Use this credit privilege only for important situations. If you start making unplanned purchases, you could exceed your budget and undo all the planning and hard work you have so far put into your debt consolidation.

Keep in mind that like a real credit card, the credit facility attached to your debt consolidation plan has fees and interest rates. If you don’t pay your credit at the end of the month, the fees will apply and add to your debt. This is counterproductive to the purpose of debt consolidation because you now have to set aside a bigger sum for your debt. The excess will also eat into the other allocations for your budget like food, utilities, or phone and Internet bills.

One careless purchase using your credit facility could put you back in an unhealthy debt cycle, so avoid it as much as possible.

4. Don’t go out and get busy at home instead.

Unnecessary trips to the mall, food strips, bazaars, and the like can tempt you to spend outside your budget. Help yourself stick to it by avoiding the places and establishments where you’re easily tempted or talked into buying something.

Consider also the true reason why you want to go out. Are you simply bored? Then you should know that boredom is a trigger for impulse buying. Shopping and buying something you like gives us a happiness boost, which becomes an unconscious coping mechanism for boredom.

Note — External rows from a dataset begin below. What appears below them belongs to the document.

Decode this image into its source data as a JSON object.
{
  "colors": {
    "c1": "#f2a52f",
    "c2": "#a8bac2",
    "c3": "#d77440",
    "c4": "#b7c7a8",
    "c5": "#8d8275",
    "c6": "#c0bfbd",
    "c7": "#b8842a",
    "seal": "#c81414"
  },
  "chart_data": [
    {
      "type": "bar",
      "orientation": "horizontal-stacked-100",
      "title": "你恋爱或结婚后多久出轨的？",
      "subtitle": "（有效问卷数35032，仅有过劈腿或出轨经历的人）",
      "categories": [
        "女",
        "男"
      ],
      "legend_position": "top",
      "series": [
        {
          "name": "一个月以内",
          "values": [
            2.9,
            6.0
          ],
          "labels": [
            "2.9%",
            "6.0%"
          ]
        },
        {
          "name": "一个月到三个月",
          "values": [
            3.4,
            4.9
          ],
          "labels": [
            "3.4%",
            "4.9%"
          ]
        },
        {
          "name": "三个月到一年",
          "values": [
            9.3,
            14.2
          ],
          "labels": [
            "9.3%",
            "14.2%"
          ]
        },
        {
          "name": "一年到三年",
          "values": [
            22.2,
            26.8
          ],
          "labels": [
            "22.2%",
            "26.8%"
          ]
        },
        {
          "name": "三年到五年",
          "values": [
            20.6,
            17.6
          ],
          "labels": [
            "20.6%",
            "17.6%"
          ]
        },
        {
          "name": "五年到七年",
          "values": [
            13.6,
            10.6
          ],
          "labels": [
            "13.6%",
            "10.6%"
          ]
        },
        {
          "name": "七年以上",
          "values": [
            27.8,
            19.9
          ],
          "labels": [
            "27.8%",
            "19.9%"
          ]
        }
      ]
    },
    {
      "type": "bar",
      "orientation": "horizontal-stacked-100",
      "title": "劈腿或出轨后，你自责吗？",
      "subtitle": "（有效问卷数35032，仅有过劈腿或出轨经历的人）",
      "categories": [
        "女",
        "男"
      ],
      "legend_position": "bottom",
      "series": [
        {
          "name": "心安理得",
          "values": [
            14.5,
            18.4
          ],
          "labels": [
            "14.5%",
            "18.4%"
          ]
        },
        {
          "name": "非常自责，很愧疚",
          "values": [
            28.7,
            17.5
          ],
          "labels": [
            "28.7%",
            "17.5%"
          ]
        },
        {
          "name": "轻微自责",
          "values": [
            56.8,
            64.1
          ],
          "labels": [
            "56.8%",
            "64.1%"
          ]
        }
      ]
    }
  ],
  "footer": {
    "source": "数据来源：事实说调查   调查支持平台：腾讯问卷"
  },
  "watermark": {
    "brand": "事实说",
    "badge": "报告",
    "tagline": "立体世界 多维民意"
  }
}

Get busy at home to cure your boredom and avoid spending out of turn. Do the things you’ve been putting off, like cracking open the DVD sets you previously bought, or finish the arts and crafts or home improvement project you started a month ago.

plan debt consolidation

5. Take care of your health.

Medical emergencies can destroy a budget, especially if you need to check into a hospital. Medical costs have already been predicted to increase by 7.1 percent in 2020, and that was based on data gathered before the COVID-19 pandemic.

An ordinary bout of cough or colds can be managed with rest and home remedies, but we’re learning now that these harmless ailments could be something much worse. This matter is not just about saving money; a healthy mind and body are rewards you can enjoy for a lifetime.

Take these tips so you can power through your debt consolidation plan until it’s finished. It may be difficult at the beginning, but with discipline and hard work, you can soon be debt-free.